SHEILA Caffell was one of the five victims of the White House Farm murders in the village of Tolleshunt D’Arcy, Essex in 1985.
Her brother, Jeremy Bamber was convicted by a jury of her and four other family member’s murders and remains in prison today. But who was Sheila Caffell, was she schizophrenic – why is this a key part of the case, and who were her children?
Who was Sheila Caffell?
Sheila Caffell was a 28-year-old model and mum-of-two.
Adopted by June and Jeremy Bamber at the age of just three-months-old, she was the oldest sibling in the Bamber family.
A troublesome teen, Sheila was excluded from two schools before her parents suggested she try a different route and introduced her to a modelling agency.
Sheila forged a successful career as a model, but was plagued by rumours concerning drugs, illicit sex and diva-like tempers – particularly in her small home-village Tolleshunt D’Arcy.
Sheila suffered with mental health issues too, and was diagnosed with schizophrenia.
Close to her death, Sheila had reportedly taken to “shrieking” at the neighbours, and was extremely distressed.
She also reportedly had delusions that her twin sons, aged just six, were trying to seduce and kill her.
Why was Sheila’s mental health significant in the case?

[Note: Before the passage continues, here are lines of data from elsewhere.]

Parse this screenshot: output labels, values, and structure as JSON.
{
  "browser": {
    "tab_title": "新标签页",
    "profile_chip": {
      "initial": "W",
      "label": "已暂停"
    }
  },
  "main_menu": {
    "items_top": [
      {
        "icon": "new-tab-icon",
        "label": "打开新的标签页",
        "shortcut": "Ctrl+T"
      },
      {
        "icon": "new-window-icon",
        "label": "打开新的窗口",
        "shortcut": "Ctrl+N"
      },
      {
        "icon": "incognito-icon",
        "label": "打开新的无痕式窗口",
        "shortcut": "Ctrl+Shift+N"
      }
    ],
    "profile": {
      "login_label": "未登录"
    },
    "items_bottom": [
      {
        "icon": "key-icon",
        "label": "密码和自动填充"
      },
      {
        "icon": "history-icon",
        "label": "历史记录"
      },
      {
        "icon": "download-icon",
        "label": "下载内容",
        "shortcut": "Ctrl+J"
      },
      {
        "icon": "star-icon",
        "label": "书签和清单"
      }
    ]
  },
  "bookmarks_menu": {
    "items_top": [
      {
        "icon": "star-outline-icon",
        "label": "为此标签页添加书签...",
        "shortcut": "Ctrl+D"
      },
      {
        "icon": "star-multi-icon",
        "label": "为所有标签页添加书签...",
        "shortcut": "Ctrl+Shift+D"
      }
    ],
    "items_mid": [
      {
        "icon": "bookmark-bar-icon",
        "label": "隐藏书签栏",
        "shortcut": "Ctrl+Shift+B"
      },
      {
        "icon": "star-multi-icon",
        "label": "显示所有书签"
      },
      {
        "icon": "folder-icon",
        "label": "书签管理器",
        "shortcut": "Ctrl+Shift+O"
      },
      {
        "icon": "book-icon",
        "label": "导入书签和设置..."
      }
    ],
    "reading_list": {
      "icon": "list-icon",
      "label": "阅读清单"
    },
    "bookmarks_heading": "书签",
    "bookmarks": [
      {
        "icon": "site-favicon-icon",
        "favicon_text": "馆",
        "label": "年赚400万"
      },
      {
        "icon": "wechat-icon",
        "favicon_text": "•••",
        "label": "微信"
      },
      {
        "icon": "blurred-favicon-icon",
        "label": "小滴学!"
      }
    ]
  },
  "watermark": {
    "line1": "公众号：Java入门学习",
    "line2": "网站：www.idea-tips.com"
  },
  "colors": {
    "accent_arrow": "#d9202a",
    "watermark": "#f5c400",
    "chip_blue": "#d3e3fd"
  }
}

When police arrived at the White House Farm Sheila lay in the bedroom with two bullet wounds to the throat and a rifle across her body – leading the police officers to initially believe she’d killed her family then herself.
Her six-year-old twins Daniel and Nicholas were in the next room, both having been shot several times in the head.
Officers thought they knew the truth – Sheila, in a psychotic episode, had killed her family then herself.
Her mental health struggles were well-documented in the press over the following weeks – a model, whose marriage to husband Colin had broken down, she’d received treatment for paranoid schizophrenia and anorexia.
As well as taking anti-psychotic medicine, she was snorting cocaine – racking up drug debts of £40,000 – and sleeping with older men.
Her relationship with her adoptive parents had been strained and to the police, and the press it seemed logical she was the killer.
But it wasn’t long before cracks started to appear in their theories.
Detectives began to wonder if a slim woman who was fatigued from anti-psychotics could really overpower and kill her six-foot-four well-built father.
Her brother’s suspicous behaviour also had police re-thinking, for example at the funeral, Jeremy’s extended family said he’d cracked “smutty” jokes and gave a “chilling, big grin”.
He was eventually implicated by his girlfriend who told cops the truth – that he’d rung her on the night of the murders to say “it’s tonight or never” and that he’d been plotting to kill his family for 18 months.
Who were her children?
Twins, Daniel and Nicholas Caffell were also killed in the gruesome murders.
They were the sons of Sheila and her ex-partner, Colin Cafell.
The boys had been staying with their dad in North London, but were visiting their grandparents along with their mum at the time of their deaths.
They were brutally murdered in bed – with one of the boy’s bodies found still with his thumb in his mouth.